En el caso de personas que hubieran incomodado al socialista Largo Caballero y que fueran asesinadas pueden mencionarse al menos dos casos más. El primero es el de Ángel Aldecoa Jiménez, de cincuenta y ocho años, magistrado, que fue detenido porque había juzgado un atentado relacionado con Largo Caballero al parecer no de la manera que hubiera complacido al dirigente socialista. Aldecoa pagó su independencia judicial frente al PSOE con el fusilamiento[136]. El segundo es el de Marcelino Valentín Gamazo. Fiscal general de la República, Gamazo acusó a Largo Caballero por los sucesos de octubre de 1934 en estricto cumplimiento de sus deberes dentro de la legalidad republicana. El 5 de agosto de 1936, un grupo de milicianos llegó a la casa de campo de Rubielos Altos donde residía Gamazo con su familia y tras realizar un registro y proceder a destrozar los objetos religiosos, comenzaron a golpearle delante de sus hijos pequeños a pesar de sus súplicas para que ahorraran a los niños aquel espectáculo. A continuación se lo llevaron y comunicaron su detención a Bujeda, Peña y Valeriano Casanueva, abogados del Estado con simpatías frentepopulistas, cursando los telegramas el delegado del Gobierno en Motilla del Palancar aquella misma tarde. A las doce y media de la noche, en el paraje conocido como Cerrajón del término de Tevar, Cuenca, Marcelino Valentín Gamazo y sus hijos José Antonio, Javier y Luis de veintiuno, veinte y diecisiete años respectivamente fueron fusilados.

Otro caso similar fue el de Luis Calamita Ruy-Wamba, rival político de Ángel Galarza que ordenó su ingreso en prisión y después su traslado con destino al pelotón de fusilamiento y al que nos referiremos más adelante al tratar el tema de las checas del PSOE[137].

A la vista de estos casos, resulta obvio que miembros del gobierno republicano, a través de la Dirección General de Seguridad o de compañeros de partido, estaban impulsando el asesinato de gentes cuyo único delito eran sus ideas religiosas o antiguas antipatías de carácter personal.

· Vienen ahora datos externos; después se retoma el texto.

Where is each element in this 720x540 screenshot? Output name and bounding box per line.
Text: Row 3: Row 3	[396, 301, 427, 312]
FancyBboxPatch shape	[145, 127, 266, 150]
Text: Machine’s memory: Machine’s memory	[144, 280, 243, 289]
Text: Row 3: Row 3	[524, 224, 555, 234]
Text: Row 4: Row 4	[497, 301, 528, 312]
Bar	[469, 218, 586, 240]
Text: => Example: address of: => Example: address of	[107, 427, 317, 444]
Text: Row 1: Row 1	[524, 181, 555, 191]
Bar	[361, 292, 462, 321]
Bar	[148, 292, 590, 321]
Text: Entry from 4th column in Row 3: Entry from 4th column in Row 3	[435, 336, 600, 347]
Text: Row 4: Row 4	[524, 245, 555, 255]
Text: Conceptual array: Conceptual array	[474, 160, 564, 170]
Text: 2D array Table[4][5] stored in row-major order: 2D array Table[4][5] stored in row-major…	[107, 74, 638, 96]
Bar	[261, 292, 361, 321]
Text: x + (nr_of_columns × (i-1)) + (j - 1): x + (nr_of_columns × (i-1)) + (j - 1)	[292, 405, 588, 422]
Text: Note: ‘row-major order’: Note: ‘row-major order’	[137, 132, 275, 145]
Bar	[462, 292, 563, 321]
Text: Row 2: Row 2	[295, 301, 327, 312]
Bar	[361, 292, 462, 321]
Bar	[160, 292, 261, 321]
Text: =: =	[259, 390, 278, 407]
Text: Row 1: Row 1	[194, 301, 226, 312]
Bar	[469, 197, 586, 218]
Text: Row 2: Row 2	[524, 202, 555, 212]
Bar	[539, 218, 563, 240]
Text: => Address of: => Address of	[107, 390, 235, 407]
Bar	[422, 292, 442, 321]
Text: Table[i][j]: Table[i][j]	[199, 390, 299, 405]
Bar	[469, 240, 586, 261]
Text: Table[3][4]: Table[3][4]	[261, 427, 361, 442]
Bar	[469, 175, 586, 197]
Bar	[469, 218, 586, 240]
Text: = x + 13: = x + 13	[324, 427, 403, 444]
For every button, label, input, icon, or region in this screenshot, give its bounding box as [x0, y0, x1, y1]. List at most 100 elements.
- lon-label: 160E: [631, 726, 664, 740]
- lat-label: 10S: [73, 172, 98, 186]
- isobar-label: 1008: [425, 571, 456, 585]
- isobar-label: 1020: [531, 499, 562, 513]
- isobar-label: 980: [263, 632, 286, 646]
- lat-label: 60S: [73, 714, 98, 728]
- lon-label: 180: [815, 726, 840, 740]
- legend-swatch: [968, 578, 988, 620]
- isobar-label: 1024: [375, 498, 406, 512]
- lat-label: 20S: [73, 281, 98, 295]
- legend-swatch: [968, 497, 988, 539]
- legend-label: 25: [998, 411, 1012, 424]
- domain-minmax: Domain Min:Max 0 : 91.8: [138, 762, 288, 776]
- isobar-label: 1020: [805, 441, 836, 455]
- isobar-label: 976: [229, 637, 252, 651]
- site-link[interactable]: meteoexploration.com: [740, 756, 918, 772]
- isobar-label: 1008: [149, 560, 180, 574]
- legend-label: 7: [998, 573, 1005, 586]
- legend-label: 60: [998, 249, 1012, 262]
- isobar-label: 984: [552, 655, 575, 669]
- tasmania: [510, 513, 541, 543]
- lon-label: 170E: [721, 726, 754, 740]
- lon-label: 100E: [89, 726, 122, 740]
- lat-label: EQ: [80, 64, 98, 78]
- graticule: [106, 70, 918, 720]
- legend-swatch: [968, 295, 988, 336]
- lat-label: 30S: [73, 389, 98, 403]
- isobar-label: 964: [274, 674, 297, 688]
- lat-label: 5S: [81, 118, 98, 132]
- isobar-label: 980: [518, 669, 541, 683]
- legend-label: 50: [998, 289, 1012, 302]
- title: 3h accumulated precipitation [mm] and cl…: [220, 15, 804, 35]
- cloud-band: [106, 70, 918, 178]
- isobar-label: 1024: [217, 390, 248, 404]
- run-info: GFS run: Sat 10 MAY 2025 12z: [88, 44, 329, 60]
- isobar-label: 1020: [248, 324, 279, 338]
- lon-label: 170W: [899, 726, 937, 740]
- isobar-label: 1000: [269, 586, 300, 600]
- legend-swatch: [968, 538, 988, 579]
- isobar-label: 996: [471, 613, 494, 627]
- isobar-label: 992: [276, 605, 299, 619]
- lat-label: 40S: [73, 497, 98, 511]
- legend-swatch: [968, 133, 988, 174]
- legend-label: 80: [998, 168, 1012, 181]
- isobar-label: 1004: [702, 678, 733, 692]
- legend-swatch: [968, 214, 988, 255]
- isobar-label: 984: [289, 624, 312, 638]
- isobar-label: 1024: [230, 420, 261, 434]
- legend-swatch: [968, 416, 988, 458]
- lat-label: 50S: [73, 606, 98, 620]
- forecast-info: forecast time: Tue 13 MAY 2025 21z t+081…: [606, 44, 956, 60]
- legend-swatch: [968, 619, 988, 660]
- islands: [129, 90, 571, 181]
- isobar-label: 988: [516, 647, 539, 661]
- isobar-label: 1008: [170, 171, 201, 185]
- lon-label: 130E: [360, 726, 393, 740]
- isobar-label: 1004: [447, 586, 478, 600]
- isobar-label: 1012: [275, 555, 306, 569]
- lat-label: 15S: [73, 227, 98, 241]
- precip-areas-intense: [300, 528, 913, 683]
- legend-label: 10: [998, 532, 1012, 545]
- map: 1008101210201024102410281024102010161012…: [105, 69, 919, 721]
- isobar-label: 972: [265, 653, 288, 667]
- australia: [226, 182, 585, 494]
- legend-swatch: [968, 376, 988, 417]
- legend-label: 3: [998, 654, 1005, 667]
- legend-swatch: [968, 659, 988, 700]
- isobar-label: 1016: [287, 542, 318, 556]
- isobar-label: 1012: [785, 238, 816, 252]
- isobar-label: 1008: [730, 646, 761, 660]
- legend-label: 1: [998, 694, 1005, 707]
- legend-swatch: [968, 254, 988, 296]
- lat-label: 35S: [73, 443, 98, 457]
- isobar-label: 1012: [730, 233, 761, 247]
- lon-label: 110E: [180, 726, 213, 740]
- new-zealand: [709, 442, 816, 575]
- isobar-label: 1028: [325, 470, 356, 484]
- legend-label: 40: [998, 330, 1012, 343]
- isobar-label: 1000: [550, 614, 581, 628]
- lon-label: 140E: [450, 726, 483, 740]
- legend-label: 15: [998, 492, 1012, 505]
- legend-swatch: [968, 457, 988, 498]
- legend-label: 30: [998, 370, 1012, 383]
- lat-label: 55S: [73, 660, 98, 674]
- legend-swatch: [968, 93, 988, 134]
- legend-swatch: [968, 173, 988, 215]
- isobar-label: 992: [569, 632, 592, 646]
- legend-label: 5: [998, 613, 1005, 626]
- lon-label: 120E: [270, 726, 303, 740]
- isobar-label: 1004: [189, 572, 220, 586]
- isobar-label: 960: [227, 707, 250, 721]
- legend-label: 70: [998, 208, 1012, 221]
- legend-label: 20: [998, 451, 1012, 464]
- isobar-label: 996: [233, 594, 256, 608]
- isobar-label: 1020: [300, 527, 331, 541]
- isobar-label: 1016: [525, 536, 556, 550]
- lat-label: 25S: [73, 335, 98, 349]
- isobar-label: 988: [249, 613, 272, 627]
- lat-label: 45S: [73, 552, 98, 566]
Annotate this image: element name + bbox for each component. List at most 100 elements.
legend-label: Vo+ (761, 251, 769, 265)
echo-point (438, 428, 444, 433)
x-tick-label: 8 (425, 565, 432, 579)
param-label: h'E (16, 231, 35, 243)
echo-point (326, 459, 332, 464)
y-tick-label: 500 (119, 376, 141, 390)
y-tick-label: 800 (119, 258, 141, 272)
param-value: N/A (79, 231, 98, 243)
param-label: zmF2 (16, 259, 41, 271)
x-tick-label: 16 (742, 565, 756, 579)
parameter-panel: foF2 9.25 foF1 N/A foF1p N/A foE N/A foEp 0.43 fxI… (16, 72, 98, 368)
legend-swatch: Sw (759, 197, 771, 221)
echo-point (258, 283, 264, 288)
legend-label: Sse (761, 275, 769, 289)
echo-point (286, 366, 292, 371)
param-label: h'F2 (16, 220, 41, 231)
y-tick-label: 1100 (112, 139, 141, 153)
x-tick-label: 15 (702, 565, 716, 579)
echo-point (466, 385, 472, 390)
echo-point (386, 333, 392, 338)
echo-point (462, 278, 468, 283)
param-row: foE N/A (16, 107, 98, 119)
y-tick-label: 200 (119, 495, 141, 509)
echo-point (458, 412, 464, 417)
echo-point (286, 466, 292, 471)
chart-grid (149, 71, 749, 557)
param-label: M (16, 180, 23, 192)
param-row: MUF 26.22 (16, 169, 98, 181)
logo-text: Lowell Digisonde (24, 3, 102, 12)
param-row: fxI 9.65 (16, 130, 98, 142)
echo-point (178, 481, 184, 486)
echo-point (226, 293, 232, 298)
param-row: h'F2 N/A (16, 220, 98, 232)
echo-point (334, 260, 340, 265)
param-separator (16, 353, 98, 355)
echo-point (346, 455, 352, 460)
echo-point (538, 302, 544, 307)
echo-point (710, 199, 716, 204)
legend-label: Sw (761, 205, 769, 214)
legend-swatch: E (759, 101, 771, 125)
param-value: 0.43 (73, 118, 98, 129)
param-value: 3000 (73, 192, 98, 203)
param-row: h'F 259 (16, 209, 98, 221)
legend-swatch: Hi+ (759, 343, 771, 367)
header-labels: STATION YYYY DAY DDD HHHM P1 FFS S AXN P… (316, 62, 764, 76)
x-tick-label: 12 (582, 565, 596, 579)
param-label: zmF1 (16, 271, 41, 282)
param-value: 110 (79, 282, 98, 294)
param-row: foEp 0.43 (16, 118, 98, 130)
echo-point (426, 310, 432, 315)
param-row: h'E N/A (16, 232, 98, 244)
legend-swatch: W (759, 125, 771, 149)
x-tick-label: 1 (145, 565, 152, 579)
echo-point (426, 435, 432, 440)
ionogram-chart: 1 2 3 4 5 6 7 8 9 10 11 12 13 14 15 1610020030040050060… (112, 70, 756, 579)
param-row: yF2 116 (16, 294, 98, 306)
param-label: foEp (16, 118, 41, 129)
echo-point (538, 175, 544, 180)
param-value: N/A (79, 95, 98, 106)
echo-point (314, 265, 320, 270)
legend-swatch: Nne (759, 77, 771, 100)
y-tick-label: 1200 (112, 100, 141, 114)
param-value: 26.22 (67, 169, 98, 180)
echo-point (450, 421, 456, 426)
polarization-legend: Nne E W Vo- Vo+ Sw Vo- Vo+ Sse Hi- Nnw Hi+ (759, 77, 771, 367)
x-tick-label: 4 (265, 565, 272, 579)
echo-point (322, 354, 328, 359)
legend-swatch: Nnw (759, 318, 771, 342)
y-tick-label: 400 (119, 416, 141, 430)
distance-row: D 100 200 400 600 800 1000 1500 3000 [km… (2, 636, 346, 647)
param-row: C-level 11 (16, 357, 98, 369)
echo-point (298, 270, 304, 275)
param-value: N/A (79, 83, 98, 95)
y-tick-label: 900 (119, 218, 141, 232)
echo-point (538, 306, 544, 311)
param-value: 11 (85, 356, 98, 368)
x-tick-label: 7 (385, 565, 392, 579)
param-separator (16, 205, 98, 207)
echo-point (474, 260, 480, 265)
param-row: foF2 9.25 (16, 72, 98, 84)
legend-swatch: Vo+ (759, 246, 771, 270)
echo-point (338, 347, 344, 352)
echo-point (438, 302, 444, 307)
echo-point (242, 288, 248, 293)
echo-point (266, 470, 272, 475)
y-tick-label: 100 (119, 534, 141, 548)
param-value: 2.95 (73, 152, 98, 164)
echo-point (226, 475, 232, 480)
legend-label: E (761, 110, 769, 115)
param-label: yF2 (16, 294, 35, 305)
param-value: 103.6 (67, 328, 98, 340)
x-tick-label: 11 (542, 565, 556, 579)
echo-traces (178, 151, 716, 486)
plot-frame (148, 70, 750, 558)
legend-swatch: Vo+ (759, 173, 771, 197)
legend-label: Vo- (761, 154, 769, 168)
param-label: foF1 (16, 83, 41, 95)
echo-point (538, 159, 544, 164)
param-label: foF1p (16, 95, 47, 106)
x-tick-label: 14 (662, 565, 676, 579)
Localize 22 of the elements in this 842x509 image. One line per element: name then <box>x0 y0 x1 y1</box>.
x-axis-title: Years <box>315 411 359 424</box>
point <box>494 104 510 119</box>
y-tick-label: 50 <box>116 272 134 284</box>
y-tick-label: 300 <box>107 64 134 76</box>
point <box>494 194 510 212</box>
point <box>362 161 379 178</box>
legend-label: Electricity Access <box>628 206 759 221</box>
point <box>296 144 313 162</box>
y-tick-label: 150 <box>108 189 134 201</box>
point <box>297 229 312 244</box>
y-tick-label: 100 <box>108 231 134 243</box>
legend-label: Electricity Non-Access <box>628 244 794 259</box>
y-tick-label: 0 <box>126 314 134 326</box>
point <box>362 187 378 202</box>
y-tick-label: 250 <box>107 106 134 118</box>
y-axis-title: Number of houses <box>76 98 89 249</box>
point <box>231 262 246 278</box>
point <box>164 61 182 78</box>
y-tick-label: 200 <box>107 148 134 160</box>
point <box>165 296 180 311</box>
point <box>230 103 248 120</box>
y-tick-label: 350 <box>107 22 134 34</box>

El 14 de septiembre de 1942, Manuel Muñoz Martínez, director general de Seguridad bajo el gobierno del Frente Popular, prestó declaración ante el fiscal delegado para la instrucción de la causa general en Madrid. Al referirse a la creación de la checa de Bellas Artes afirmó que su finalidad había sido «contener los asesinatos y excesos que venían cometiéndose en Madrid, a causa de la falta de autoridad y control sobre las masas armadas»[138]. La declaración tiene enorme lógica ya que Muñoz Martínez intentaba salvar la vida en el curso de un proceso incoado por los vencedores de la guerra pero distaba enormemente de ajustarse a la verdad. La checa de Bellas Artes ni había contenido los asesinatos y excesos ni tampoco lo había pretendido. En realidad, era una clara muestra de cómo en la zona controlada por el gobierno del Frente Popular la maquinaria de las instituciones se había puesto, al igual que en la URSS, de manera nada oculta al servicio del crimen de Estado.